Перебирай не перебирай.
Белым бел был путь, белым бел. Последний путь, в белых ризах. В Москве снежное новогодье, и он в последний раз видел заснеженное окно.
Белым бел песок на океанском берегу под палящим солнцем.
Я бросилась в океан и поплыла в бездну. Бездна была подо мной, бездна передо мной, бездна надо мной. Сияющие сферы смыкались. Что им за дело до одинокой точки-пловчихи, они могли сомкнуться над ней, без малейшего труда поглотив ее, если. Если срок. Пловчиха не плакала. В старых романах читала про океан слез. Океан слез был под рукой как неисчерпаемый резервуар. Реальность исчезла так же, как она исчезнет спустя два года, на Большой Никитской в Москве. В Индийском океане не на что было опереться и не за что схватиться. Плотная океанская соль держала потерявшуюся пловчиху, сдавленный крик не мог вырваться из груди, сдавленной океанской толщей. Потеря была универсальная, на все времена, как обязательная часть универсума, и не было возможности обойти, обхитрить, обмануть, избежать. Пловчиха выпала и выплыла, захлебнулась и очнулась, перекрестилась и перекрестила пространство, в котором царила потеря, и повернула обратно. В ушах стоял океанский гул, подобный музыке, будто множество органов звучало, сударыня, эхом отдалось органное, и от огромного, неясного, неназываемого чувства расхохоталась.

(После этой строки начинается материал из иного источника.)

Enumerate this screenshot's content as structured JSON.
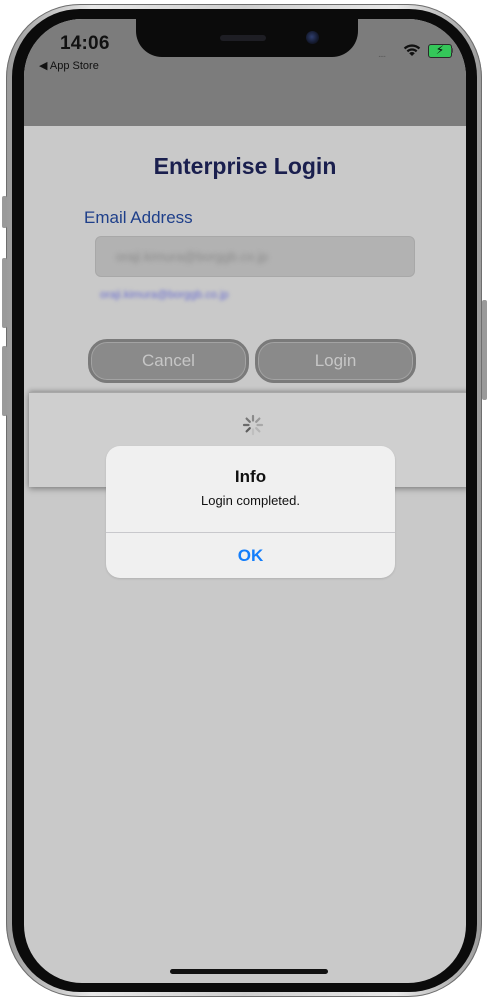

Хохочущая женщина в океане — помрачение ума.
Ночью чокнулись коньяком на берегу океана по московскому времени, вторую рюмку выпили, не чокаясь. В небе летали белые бумажные фонарики с живым огнем внутри, и горели, пока не сгорали, а на замену им поднимались новые, и опять горели, пока не сгорали. Тайцы придумали себе такую традицию.
28
До похода в его мастерскую и невозможного нашего соединения события развивались по восходящей, несмотря на то, что исподволь. Привычка к тому, что в моей жизни есть он, есть эта тайна, это необыкновенное, за чем должно последовать новое необыкновенное, чего не торопила, а растягивала во времени, ибо не происходившее каким-то образом включалось в происходившее, давая новую яркость существованию, — привычка эта расположилась по-хозяйски, убрала лишний жир, подтянула физиономию, глаза заблестели, многолетней усталости как не бывало, все получалось, после череды неудач настигла полоса удач, все принималось как должное, шла зарядка энергией, по какой соскучилась, какая была в молодые годы. Говорят: сила духа. О людском качестве, которым кто-то наделен, кто-то нет, Окоемов говорил: эманация чистого духа. Категория божественного. Ну и где здесь безверие?

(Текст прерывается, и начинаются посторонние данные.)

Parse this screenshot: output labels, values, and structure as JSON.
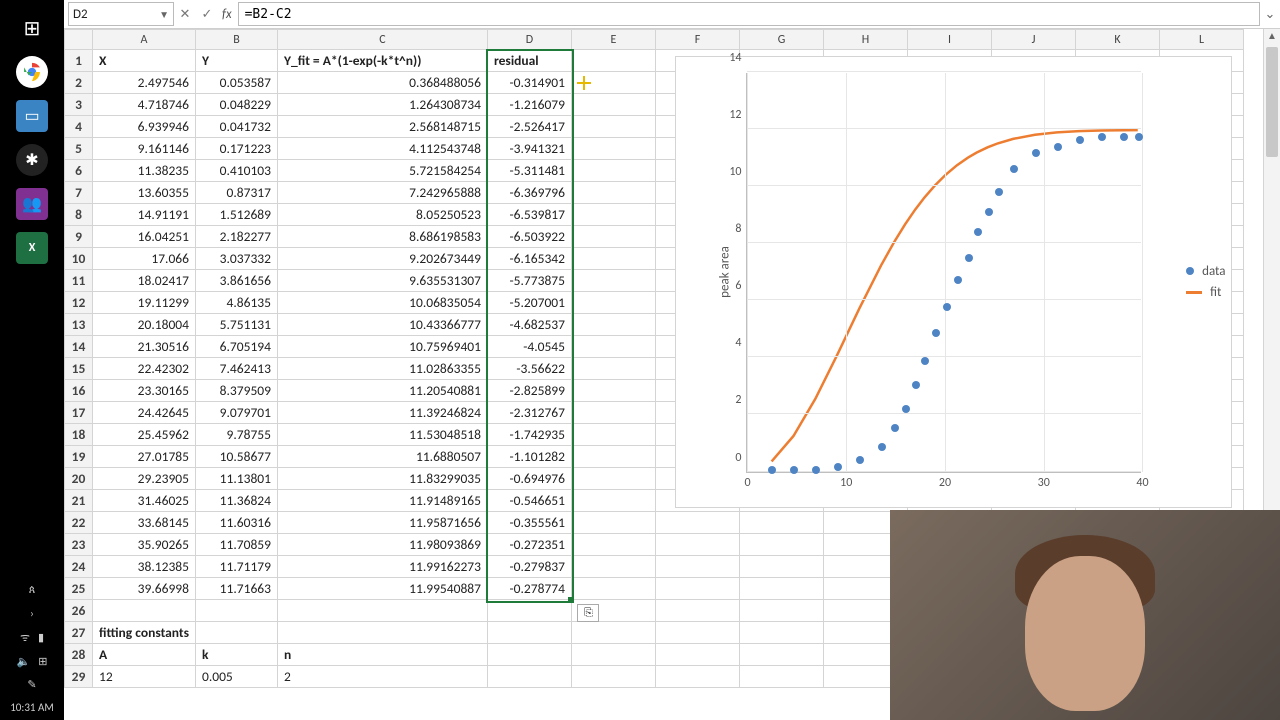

Крещенная взрослой, молилась, прося моего ангела, чтобы не оставил, чтобы помог не ошибиться в пути, не принять пустышку за подлинное. Для непьющей меня было непостижимо то, что пронзало у Венички до дрожи сердечной, когда не только он с ними, но и они с ним разговаривали. «Кто сказал «фффу!» Это вы, ангелы, сказали «Фффу»? — «Да, это мы сказали. Фффу, Веня, как ты ругаешься!!»
Мой ангел молчал.
Пик был пройден незаметно, а уже пошло на снижение. Наш самолетик, покувыркавшись в воздухе, проделав бочки, иммельманы и другие замысловатые фигуры, возвращался восвояси. Керосин ли на исходе, я ли не ответила с той полнотой, какой он ждал, на диковинный вернисаж, он ли исчерпал надобность во мне как зрителе и слушателе, имел и исчерпал, — мы были похожи на двух школят, нервно, нежно и грубо, стесняясь и притворяясь, изображая не то, что есть, стремившихся к одной цели, но внезапно, после случайной или неслучайной ошибки, простившихся со своими намерениями. Не разрешая себе сознаться в том, перезванивались, он звал, я приходила, изобретала повод, чтобы самой позвонить и придти, мы пили чай, он чем-то интересовался, я тоже, а прежний накал исчез. Он больше не приглашал в мастерскую, всякую попытку подступиться к разговору о новой живописи резко пресекал. То же и со старой живописью, и с моей попыткой жизнеописания.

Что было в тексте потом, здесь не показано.